Reinhard Pfingsten: Früher waren das Geschäft mit institutionellen Anlegern und das mit vermögenden Privatkunden meilenweit voneinander entfernt. Das hat sich stark gewandelt, beide Bereiche haben sich angenähert. Im institutionellen Geschäft stand der Investmentprozess schon immer im Fokus. Mittlerweile werden aber auch hier asymmetrische Risikoprofile verlangt, nicht mehr nur die Marktrendite. Der institutionelle Kunde ist also in Richtung Privatkunde gewandert, und anders herum. Wir sehen eine Konvergenz.

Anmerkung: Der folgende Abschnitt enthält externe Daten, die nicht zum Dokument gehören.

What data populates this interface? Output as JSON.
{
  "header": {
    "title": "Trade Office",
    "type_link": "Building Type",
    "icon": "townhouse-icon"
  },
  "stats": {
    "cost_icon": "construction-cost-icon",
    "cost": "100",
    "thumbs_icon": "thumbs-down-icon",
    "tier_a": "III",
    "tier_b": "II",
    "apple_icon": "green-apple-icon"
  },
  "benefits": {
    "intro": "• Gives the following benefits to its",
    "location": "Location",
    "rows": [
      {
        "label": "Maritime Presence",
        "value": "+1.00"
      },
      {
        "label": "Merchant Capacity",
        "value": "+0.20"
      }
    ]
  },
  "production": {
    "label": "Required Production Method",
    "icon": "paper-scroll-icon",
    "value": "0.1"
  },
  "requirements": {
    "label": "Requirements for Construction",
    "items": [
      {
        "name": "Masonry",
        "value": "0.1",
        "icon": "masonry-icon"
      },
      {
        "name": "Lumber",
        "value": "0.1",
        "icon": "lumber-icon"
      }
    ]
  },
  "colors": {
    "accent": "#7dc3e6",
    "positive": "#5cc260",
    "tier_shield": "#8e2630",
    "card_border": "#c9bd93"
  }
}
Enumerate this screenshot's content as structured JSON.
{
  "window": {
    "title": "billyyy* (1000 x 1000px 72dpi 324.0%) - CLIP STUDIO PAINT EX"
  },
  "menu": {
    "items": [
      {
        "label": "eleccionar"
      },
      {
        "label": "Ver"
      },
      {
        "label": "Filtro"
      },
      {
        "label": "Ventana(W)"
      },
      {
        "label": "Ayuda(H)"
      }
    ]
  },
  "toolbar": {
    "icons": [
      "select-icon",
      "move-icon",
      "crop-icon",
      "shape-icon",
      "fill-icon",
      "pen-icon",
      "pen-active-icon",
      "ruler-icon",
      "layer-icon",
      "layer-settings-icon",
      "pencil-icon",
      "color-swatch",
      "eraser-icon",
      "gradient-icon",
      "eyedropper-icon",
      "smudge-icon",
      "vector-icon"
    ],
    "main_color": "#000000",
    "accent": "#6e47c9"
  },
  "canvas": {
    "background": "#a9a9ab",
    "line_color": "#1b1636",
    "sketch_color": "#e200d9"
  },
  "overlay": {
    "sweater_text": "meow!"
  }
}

Ulrich Voss: Für uns als Family Office ist die Transparenz und Nachvollziehbarkeit der Rendite samt Performance-Attribution wichtig. Während in der Vergangenheit oft einzelne Personen diskretionäre Entscheidungen getroffen haben, rücken heute der Prozess, Replizierbarkeit und Risikoaspekte in den Vordergrund. Denkt der Vermögensverwalter in Szenarien, was passiert mit dem Gesamtportfolio eines Klienten in bestimmten Szenarien als Ganzes und wie sieht der maximale Verlust aus?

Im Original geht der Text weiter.